On 7/8/22 15:29, Christian Hergert wrote:
> Frank Ch. Eigler mentions that elfutils has a more modern
unwinding library.
> Could that perhaps solve your performance issues with libunwind?
I don't think so. The problem is two-fold.
First, we have to capture enough of the stack to do offline unwinding. I think the
default many people do here is about 8kb of stack. While the instruction pointer array
might fit in a couple cachelines, you now have an additional few pages to copy as well.
And you probably want those pages aligned in your capture format. So no you need to
interleave multiple types of data frames while padding for alignment.
Now do that a few thousand times a second.
The overhead here can be so great that it obscures what you're trying to find.

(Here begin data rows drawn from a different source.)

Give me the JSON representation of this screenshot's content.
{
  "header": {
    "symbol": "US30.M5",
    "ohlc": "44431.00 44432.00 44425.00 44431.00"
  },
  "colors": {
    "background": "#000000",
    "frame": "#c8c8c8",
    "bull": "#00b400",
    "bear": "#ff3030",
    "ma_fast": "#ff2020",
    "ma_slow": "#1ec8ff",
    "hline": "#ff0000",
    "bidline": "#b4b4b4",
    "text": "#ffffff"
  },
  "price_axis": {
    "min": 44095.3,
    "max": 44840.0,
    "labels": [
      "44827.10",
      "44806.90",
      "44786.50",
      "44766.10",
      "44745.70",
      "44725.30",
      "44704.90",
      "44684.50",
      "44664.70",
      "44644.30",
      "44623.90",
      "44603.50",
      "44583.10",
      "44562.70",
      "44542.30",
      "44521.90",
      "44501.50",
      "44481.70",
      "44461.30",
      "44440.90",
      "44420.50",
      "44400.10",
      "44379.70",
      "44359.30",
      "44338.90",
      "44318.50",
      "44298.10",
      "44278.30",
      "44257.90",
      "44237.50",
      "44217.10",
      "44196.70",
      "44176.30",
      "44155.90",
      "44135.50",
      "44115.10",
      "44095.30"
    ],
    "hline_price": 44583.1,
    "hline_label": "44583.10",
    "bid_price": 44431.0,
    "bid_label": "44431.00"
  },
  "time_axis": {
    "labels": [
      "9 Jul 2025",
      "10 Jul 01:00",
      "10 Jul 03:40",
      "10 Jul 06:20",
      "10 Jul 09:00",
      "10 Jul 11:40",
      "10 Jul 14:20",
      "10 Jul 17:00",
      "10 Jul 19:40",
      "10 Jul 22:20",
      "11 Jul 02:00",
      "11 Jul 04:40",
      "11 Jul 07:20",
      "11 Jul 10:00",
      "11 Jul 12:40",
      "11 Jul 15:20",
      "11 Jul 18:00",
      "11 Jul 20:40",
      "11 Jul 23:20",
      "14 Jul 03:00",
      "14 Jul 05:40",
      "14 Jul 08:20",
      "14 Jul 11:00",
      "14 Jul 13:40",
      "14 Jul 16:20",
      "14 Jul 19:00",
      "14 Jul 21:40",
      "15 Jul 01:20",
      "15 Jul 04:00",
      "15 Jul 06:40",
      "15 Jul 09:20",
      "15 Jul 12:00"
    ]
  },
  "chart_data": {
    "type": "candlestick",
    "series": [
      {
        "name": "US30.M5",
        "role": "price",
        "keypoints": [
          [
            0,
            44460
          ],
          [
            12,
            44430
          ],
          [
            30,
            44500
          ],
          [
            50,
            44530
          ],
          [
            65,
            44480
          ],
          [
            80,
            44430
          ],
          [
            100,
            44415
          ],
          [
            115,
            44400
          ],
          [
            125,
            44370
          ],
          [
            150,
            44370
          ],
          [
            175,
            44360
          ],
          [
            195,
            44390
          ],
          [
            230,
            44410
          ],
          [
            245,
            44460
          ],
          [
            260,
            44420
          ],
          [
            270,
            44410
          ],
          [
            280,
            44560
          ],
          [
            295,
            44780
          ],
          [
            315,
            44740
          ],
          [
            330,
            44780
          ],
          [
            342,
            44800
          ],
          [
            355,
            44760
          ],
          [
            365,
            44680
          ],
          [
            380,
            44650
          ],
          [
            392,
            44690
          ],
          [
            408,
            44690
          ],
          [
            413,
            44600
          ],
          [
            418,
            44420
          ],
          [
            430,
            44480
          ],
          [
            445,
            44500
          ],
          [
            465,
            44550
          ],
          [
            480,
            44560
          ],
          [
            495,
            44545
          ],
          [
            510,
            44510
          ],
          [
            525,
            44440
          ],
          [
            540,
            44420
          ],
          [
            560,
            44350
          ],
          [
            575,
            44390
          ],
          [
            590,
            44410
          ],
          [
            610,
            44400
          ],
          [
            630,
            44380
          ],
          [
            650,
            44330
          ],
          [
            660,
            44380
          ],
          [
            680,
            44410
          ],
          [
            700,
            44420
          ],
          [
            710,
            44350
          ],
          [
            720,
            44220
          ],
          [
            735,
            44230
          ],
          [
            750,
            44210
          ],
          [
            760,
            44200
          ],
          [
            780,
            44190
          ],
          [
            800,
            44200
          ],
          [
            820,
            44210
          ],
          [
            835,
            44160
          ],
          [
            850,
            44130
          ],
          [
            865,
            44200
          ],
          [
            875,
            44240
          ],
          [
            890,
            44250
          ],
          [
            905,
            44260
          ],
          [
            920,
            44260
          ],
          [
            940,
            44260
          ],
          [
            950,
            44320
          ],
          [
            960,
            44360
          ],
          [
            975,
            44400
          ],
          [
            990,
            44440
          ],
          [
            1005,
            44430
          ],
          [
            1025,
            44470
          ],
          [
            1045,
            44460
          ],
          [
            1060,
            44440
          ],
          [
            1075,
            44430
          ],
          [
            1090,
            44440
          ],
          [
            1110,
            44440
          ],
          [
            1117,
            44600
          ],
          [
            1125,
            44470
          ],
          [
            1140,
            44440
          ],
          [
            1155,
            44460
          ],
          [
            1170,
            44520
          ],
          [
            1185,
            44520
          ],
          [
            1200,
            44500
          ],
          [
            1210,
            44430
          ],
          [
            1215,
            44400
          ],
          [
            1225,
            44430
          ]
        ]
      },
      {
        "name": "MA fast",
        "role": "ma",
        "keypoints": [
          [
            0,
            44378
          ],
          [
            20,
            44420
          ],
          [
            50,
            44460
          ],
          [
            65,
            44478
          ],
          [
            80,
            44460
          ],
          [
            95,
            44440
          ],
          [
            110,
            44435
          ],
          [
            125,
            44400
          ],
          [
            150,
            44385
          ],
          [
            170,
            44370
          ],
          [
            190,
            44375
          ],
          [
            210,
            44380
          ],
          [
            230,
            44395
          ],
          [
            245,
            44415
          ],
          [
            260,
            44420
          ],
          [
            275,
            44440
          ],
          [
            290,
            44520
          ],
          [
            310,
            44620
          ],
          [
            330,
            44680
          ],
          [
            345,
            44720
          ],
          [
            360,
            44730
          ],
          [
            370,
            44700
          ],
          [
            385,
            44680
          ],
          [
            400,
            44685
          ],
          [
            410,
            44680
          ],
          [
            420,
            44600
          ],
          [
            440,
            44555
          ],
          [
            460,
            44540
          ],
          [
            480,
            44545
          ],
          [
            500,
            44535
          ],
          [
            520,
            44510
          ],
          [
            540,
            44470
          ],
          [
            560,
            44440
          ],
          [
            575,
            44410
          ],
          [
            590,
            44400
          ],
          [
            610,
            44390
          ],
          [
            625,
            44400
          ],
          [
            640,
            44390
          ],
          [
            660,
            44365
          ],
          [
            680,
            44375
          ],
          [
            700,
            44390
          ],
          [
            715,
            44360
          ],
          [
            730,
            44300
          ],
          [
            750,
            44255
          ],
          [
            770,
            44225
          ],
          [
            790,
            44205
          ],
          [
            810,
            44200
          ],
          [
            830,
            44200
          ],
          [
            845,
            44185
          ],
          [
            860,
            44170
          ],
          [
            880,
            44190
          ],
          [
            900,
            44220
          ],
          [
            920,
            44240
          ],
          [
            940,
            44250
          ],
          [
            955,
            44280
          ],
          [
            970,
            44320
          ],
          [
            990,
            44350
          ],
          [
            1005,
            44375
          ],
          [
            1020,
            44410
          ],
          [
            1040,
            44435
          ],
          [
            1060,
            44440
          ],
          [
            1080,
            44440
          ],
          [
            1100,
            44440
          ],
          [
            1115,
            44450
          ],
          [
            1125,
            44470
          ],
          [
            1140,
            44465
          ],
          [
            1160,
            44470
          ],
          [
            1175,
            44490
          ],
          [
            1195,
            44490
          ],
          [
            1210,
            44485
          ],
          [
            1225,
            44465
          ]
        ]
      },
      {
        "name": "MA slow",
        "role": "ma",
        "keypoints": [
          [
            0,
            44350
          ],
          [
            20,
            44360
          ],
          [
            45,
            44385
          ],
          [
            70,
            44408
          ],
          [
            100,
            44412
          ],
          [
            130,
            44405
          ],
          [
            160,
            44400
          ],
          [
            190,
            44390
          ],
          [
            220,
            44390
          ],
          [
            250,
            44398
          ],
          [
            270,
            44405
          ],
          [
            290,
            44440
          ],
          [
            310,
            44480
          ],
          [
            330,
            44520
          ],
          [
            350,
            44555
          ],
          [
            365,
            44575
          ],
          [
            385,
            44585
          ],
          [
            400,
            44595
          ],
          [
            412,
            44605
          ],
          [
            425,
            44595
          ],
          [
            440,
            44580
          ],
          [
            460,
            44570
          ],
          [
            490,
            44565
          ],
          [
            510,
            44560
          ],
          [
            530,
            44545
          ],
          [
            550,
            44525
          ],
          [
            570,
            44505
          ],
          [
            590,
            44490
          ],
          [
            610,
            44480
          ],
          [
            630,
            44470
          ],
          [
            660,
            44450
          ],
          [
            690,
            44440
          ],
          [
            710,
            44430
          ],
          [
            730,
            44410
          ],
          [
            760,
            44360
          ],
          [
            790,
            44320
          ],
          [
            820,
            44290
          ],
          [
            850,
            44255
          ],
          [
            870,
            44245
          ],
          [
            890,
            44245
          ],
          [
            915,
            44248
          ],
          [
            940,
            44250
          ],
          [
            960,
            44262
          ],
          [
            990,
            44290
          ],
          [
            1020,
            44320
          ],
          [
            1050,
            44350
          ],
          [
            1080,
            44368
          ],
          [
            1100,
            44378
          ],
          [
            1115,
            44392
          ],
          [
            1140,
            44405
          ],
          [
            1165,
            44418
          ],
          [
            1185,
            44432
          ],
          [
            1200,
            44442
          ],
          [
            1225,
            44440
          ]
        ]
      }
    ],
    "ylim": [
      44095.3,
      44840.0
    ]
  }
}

Furthermore, it's a good chance that you'll cause CPU packages to spin up to a
higher frequency, thusly hiding the exact performance issues you want to find or reduce to
avoid that.
Now, say you've done the work and captured stacks (what has now turned from a few MB
recording to a few GB recording) you need to decode them. We keep many
lookaside-maps/interval-trees in Sysprof to keep this overhead low, but now you have to
reference .eh/DWARF data. This is the slowest part of the whole process. What currently
takes a second or two could take you easily 10 minutes.
That is the problem right here: .eh_frame-based unwinding is too slow, so it has to be
done offline in userspace. What about instead adding ORC information to userspace? That
would be much faster to use.
--
Sincerely,
Demi Marie Obenour (she/her/hers)